Muhammed bin Vasi’in mescidine yakın bir yerde oturan ve halka kıssa anlatıp vaaz eden biri vardı. Bu vaiz bir gün yanındakilere “Bana ne oluyor ki ürpermeyen kalpler, yaşarmayan gözler, titremeyen vücutlar görüyorum” diye çıkıştı. Muhammed bin Vasi’, bunları duyunca dayanamadı ve:

– Onları azarlamayın, biraz da kabahati kendinizde arayın. Çünkü kalpten çıkan zikir ve öğütler kalbe ulaşır, dedi.

“Tok karınla yatmayın, karnınız doymadan sofradan kalkın; çünkü bu sıfat dünya doktorlarının da ahiret yolcusu doktorlarında tavsiye ettiği bir özelliktir” diye konuşurdu.
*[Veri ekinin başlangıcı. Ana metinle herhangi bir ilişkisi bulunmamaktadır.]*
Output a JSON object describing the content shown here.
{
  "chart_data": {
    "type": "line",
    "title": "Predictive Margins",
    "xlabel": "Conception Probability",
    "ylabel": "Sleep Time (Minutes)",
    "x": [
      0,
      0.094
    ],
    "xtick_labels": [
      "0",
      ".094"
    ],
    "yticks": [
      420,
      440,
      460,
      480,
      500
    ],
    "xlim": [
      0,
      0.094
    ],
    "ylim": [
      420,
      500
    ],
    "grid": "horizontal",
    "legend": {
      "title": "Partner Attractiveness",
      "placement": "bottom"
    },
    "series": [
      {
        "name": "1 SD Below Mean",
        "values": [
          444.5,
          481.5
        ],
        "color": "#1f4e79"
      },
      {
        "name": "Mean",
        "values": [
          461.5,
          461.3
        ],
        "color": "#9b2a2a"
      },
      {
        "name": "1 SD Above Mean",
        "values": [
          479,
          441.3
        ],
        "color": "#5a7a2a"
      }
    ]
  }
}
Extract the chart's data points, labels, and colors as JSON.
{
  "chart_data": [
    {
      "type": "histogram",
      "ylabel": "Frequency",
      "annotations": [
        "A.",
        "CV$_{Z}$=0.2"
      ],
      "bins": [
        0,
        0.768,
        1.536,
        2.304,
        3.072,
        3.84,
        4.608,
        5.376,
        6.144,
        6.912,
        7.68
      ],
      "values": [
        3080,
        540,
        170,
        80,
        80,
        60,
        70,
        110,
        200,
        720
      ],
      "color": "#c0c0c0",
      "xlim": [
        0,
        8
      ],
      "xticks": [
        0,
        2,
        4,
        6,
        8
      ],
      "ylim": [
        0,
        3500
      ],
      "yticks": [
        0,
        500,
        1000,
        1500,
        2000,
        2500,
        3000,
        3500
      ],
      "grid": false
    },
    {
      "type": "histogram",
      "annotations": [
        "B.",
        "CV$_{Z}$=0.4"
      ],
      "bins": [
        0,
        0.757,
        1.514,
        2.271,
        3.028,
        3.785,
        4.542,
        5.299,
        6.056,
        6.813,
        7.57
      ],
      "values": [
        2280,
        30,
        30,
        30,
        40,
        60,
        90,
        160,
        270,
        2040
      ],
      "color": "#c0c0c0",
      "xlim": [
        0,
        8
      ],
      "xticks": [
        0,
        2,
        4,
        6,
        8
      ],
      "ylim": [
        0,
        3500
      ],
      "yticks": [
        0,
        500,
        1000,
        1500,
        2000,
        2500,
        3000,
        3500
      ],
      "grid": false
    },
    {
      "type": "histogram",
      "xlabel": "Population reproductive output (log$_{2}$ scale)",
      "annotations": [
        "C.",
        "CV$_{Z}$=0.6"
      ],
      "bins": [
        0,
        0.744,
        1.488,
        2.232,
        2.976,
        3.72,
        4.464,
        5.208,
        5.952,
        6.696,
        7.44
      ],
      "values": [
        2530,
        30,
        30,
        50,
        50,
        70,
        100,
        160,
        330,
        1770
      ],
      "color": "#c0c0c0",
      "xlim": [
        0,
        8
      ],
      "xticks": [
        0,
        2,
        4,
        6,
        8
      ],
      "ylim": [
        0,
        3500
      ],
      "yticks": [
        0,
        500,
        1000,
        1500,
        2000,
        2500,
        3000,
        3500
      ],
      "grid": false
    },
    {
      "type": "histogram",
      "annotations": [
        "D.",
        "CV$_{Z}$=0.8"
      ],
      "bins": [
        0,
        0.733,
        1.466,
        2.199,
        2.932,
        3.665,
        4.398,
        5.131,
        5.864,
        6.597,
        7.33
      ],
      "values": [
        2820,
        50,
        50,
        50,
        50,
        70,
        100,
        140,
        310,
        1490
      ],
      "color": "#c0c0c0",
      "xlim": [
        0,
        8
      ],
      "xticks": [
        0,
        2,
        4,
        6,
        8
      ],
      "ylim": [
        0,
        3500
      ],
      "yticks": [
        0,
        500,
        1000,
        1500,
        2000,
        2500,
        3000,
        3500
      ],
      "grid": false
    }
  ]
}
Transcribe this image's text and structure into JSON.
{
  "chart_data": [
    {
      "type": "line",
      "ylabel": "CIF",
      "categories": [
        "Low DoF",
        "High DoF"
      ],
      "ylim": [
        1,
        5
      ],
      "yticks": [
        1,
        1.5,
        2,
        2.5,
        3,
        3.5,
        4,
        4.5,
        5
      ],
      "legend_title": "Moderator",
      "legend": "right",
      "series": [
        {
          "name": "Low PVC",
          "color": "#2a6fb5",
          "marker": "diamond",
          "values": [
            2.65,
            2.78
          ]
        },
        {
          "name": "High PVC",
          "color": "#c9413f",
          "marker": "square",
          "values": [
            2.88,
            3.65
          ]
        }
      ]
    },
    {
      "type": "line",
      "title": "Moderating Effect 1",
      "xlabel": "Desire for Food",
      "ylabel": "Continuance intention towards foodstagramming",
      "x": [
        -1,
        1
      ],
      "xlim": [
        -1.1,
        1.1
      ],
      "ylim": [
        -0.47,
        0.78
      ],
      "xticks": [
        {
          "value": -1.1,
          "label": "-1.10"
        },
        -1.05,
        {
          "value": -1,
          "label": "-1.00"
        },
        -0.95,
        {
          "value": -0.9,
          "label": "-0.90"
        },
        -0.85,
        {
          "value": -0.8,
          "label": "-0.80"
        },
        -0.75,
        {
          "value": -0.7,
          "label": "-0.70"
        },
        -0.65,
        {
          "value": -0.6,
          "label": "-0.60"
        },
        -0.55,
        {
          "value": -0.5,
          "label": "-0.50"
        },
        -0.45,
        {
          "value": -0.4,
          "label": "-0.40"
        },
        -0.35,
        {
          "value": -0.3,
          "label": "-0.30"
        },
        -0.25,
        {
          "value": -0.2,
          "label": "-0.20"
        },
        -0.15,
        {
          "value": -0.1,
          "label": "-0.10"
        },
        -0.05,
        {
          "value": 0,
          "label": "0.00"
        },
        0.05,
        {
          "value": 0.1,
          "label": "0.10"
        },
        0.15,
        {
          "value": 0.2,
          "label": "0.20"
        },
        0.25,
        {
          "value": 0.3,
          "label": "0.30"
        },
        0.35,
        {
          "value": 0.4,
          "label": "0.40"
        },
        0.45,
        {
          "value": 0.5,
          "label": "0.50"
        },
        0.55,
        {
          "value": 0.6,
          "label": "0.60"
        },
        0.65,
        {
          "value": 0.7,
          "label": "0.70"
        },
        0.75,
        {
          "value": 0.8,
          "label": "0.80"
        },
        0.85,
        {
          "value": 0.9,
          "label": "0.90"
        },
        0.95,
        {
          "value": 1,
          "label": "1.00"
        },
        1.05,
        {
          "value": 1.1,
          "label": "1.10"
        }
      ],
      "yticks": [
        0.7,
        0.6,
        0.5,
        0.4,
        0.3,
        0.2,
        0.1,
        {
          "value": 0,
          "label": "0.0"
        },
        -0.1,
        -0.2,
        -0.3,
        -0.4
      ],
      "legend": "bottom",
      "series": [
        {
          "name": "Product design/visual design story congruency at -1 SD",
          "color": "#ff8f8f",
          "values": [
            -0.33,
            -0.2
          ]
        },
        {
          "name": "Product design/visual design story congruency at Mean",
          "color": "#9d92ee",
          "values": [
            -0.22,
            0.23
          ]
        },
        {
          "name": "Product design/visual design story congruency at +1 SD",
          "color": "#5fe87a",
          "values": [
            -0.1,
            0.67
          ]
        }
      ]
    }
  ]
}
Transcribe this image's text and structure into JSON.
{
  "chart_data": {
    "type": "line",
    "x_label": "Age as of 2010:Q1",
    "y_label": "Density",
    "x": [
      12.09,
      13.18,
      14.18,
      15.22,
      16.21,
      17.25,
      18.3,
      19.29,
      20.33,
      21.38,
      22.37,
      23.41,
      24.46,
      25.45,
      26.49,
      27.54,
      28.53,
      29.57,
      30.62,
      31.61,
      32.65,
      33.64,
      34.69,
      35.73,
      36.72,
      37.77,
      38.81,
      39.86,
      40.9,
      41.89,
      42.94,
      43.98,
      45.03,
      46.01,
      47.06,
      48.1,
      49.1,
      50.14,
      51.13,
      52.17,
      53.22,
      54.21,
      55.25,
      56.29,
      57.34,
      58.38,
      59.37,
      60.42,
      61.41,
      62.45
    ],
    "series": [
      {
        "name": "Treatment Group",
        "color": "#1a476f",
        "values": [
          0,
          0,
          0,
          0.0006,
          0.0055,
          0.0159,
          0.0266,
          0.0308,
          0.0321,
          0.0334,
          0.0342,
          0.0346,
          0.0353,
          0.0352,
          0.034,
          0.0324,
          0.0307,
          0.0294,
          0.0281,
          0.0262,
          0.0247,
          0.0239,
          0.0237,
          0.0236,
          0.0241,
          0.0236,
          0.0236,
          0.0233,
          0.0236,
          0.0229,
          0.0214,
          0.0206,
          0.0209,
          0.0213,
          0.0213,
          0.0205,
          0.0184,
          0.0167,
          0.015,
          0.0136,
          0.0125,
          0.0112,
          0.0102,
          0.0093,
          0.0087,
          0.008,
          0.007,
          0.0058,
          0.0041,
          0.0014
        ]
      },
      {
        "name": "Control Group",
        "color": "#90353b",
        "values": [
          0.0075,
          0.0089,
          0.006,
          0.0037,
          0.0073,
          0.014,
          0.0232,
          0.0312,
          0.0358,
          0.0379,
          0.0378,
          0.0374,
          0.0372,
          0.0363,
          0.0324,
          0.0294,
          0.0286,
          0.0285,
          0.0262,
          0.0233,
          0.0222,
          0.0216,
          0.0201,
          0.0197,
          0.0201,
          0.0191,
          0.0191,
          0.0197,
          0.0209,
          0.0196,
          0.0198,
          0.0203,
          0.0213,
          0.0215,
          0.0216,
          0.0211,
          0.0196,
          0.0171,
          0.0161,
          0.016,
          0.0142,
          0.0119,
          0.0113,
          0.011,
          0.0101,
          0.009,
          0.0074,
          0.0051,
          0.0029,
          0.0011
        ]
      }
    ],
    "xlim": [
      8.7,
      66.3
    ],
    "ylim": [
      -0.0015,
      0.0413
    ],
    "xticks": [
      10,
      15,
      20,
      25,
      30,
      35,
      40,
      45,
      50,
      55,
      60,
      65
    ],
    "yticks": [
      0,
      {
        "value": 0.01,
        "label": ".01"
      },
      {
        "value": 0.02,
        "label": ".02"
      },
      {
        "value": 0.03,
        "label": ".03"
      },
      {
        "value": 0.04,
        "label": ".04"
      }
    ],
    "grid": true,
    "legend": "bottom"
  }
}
Sultanların ve zenginlerin meclisine sokulmayı ve onların bahşişlerine takılmayı zül sayardı. “Toprağa bulanıp mütevazi yaşamak, zenginlere yakın olmaktan çok daha iyidir” derdi.

Aleyhine de olsa, doğruyu söylemekten, dürüst muamele görmekten kaçınmazdı. Eşeğini pazara çıkarmıştı. Biri yaklaştı ve:

– Bana kendin gibi, bana tavsiye eder misin? diye sordu. O şu cevabı verdi:

– Eğer ondan kendi adıma memnun olsaydım, satmazdım.

Ölümü ve cehennemi hatırlamanın insanı dünya sevgisinden koparacağını söylerdi. Evinde misafir olduğu bir dostu:

– Evimizi nasıl buldun? diye sordu. O da:

– Eviniz hoş, cennet ondan daha hoş. Fakat cehennemi hatırlamak, hepsini unutturuyor, dedi.

Halkın arasına karışmaktan çok uzleti severdi. Bu yüzden kendisine:

“Bizi Allah’a yaklaştıran bir amel öğret” diyenlere:

-Ben ameller içinde halktan kaçmak kadar insanı Hakk’a yaklaştıran bir başkasını görmedim” cevabını verirdi.

-rahmetullahi aleyh-

Kaynaklar: Hilyetü’l-evliya, II, 345-357; Sıfatu’s-safve, III, 266-271; Tezkiratü’l-evliya, s. 94-96; Şarani, et-Tabaka-tü’1-kübra, l, 32, el-kevabibüd’d-dürriye, 1,161-162.